Let's start with the minimum wage. The minimum wage has not kept up with inflation. It is actually worth less in real dollars, dollars adjusted for inflation, than it was worth in 1969. It is rarely adjusted, and when it is, only begrudgingly. Our current federal minimum wage is $7.25 an hour. There is serious discussion about raising it to $10 an hour. Analysis of the current minimum wage indicates that if the minimum wage had kept pace with inflation, it would be about $22 an hour.

Minimum wage is a driver of economic demand. When people have more money, they spend more. Businesses would like to tell you that they are job creators. Well, maybe, but they need customers and if customers don't have money, businesses don't have customers, and they can't create jobs. It's like that. Consumers are the real job creators.

All the philosophical pandering and hand waving over Obamacare is not even about protecting the American people from the harms created by Obamacare. It's proving to be very popular, even in Red States. There was talk about forced charity. What charity? The very idea that a man should pay a tax if he refuses to buy health insurance. That's the charity that is bandied about in the social networks. But if a man doesn't have insurance, winds up in the emergency room and doesn't have the money to pay, who pays? The government. Charity is in the eye of the beholder now, isn't it?

Even then, the debate over Obamacare didn't hold a candle to defaulting on the national debt. Now there is an interesting topic for conservatives. The government sells debt to raise money when taxes generate less revenue than the government spends. Why do we have a national debt? For many years, the government has been spending much more money than it takes in.

This has served very well for the Conservative Nanny State. First, it provides a great safe haven for people with money. Lots of money. Tell me, do you know anyone personally who has a Treasury bond? Anyone? Who can afford to put some of their money away for a year, 5, 10 or even 30 years? Very wealthy people can. This is a great deal for the very wealthy and for that reason, I doubt if any Republican truly wants to eliminate the debt.

The national debt serves another purpose: maintaining the dollar as a reserve currency. When other countries buy dollars to hold in reserve, they could exchange their currency for dollars, but what they really like to do is buy bonds. Billions in bonds have been sold. China holds $1.6 trillion in bonds, so they own a big chunk of the US debt.
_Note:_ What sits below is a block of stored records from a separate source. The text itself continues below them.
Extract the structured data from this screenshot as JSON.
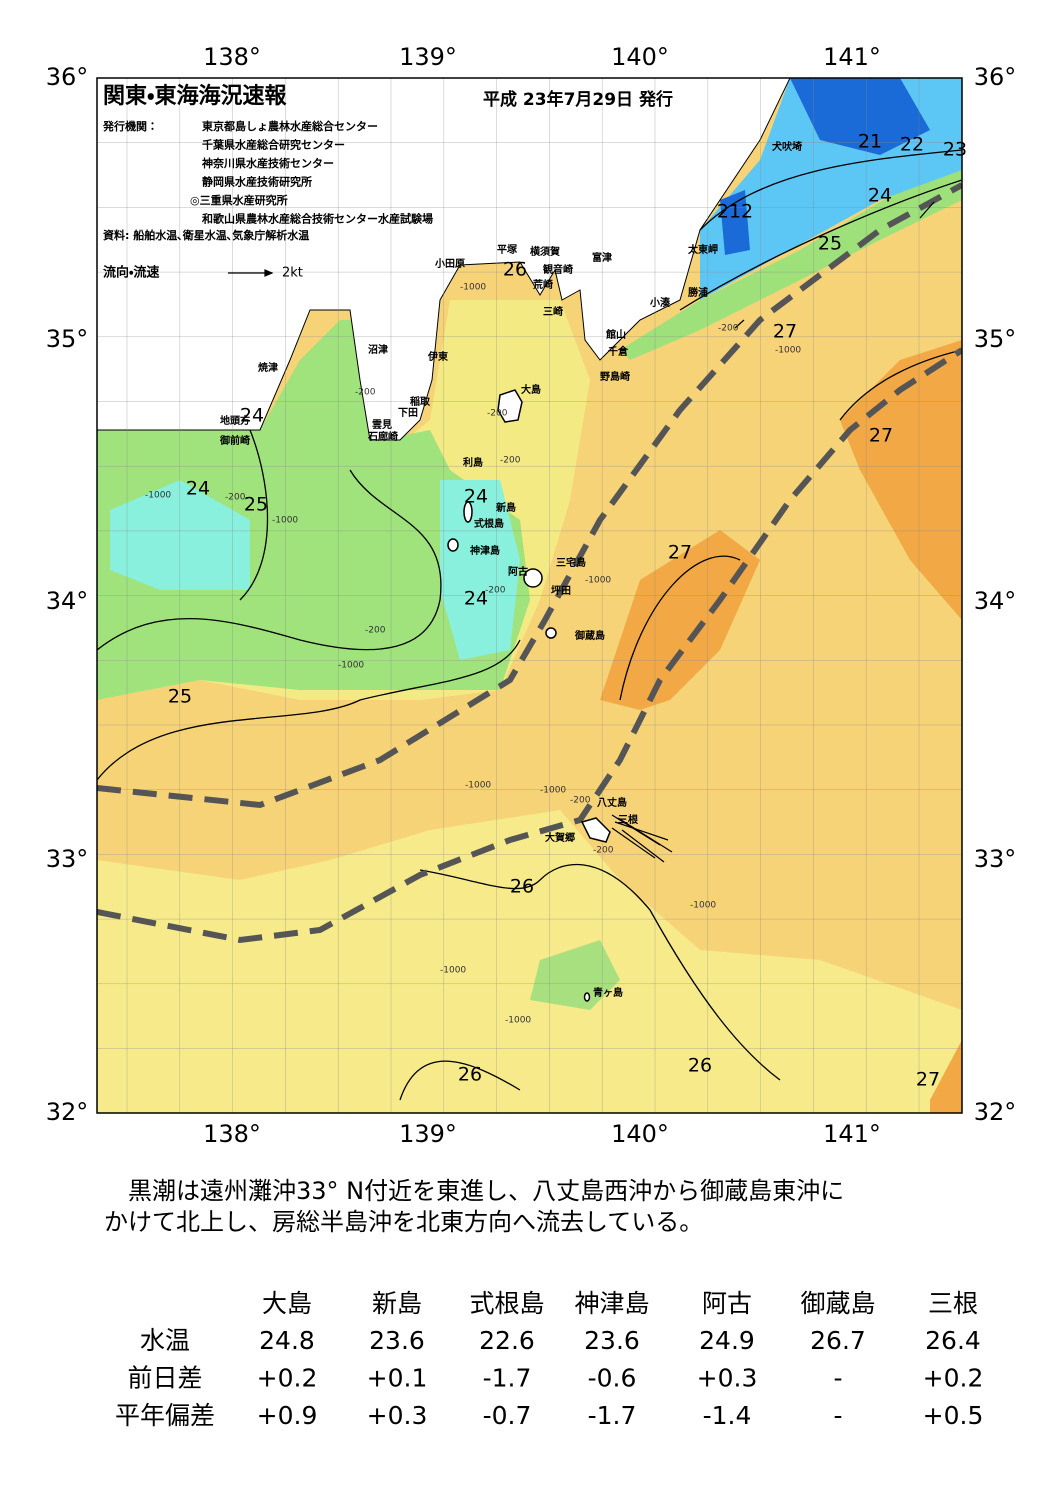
{
  "header": {
    "title": "関東・東海海況速報",
    "date": "平成 23年7月29日 発行",
    "publisher_label": "発行機関：",
    "publishers": [
      "東京都島しょ農林水産総合センター",
      "千葉県水産総合研究センター",
      "神奈川県水産技術センター",
      "静岡県水産技術研究所",
      "◎三重県水産研究所",
      "和歌山県農林水産総合技術センター水産試験場"
    ],
    "source": "資料: 船舶水温､衛星水温､気象庁解析水温",
    "legend_label": "流向・流速",
    "legend_scale": "2kt"
  },
  "map": {
    "lon_labels": [
      "138°",
      "139°",
      "140°",
      "141°"
    ],
    "lat_labels": [
      "36°",
      "35°",
      "34°",
      "33°",
      "32°"
    ],
    "places": [
      "犬吠埼",
      "太東岬",
      "勝浦",
      "小湊",
      "館山",
      "千倉",
      "野島崎",
      "富津",
      "横須賀",
      "観音崎",
      "荒崎",
      "三崎",
      "平塚",
      "小田原",
      "沼津",
      "伊東",
      "焼津",
      "稲取",
      "下田",
      "雲見",
      "石廊崎",
      "大島",
      "地頭方",
      "御前崎",
      "利島",
      "新島",
      "式根島",
      "神津島",
      "三宅島",
      "阿古",
      "坪田",
      "御蔵島",
      "八丈島",
      "三根",
      "大賀郷",
      "青ヶ島"
    ],
    "contour_labels": [
      "21",
      "22",
      "23",
      "24",
      "25",
      "212",
      "26",
      "27",
      "24",
      "24",
      "25",
      "24",
      "24",
      "27",
      "27",
      "25",
      "26",
      "26",
      "26",
      "27"
    ],
    "depth_labels": [
      "-1000",
      "-200",
      "-200",
      "-1000",
      "-200",
      "-200",
      "-1000",
      "-200",
      "-1000",
      "-200",
      "-1000",
      "-1000",
      "-200",
      "-1000",
      "-1000",
      "-1000",
      "-200",
      "-1000",
      "-1000",
      "-200"
    ]
  },
  "summary": [
    "黒潮は遠州灘沖33° N付近を東進し、八丈島西沖から御蔵島東沖に",
    "かけて北上し、房総半島沖を北東方向へ流去している。"
  ],
  "table": {
    "columns": [
      "大島",
      "新島",
      "式根島",
      "神津島",
      "阿古",
      "御蔵島",
      "三根"
    ],
    "rows": [
      {
        "label": "水温",
        "cells": [
          "24.8",
          "23.6",
          "22.6",
          "23.6",
          "24.9",
          "26.7",
          "26.4"
        ]
      },
      {
        "label": "前日差",
        "cells": [
          "+0.2",
          "+0.1",
          "-1.7",
          "-0.6",
          "+0.3",
          "-",
          "+0.2"
        ]
      },
      {
        "label": "平年偏差",
        "cells": [
          "+0.9",
          "+0.3",
          "-0.7",
          "-1.7",
          "-1.4",
          "-",
          "+0.5"
        ]
      }
    ]
  }
}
Who knows why China buys bonds? I do, I do! I learned it from an economist, his name is Dean Baker. Baker makes an interesting point. The reason China buys US debt is to hold the currency in reserve, but more to the point, to prop up the value of the ollar in relation to the yuan. This is an immense lever on the relative value of our currency, and has driven manufacturers to China for decades. China isn't the only one. Since the Asian financial crisis of the 1990s, all Asian countries hold significant reserves of US dollars. At first it was to meet the austerity measures imposed by the IMF. But they soon found that holding US dollars reverses the balance of trade in their favor.

With the balance of trade in reverse, Daffy Duck style, Americans have to work much harder to make money. Well, not all Americans. Some Americans are more American than others, so these special people have the privilege of sending our jobs overseas to make products that they sell here. With labor costs under control, it's just a matter of advertising and sales, then the checks just keep coming in.

The gains from productivity at home and from abroad have all gone to the top 1% and above. More than 90% of those gains went to the top 1%. For the rest of us, we get to scrap amongst ourselves to find a way to earn more money. But if the balance of trade were equal, we wouldn't need stock and housing bubbles to juice the economy. If the gains were more fairly distributed, we still wouldn't need bubbles to juice the economy. But for the last 30 years, the gains from productivity and international trade have all been distributed upwards, to the top 1% and beyond.

So if someone tells you that Congress averted default to save us, you can point them to articles to like this one that show the problems posed by a strong dollar and the imbalance of trade that goes with it. The trade imbalance is not an accident. Avoiding default simply allows the imbalance to go on indefinitely. That is what our tax dollars are paying for right now.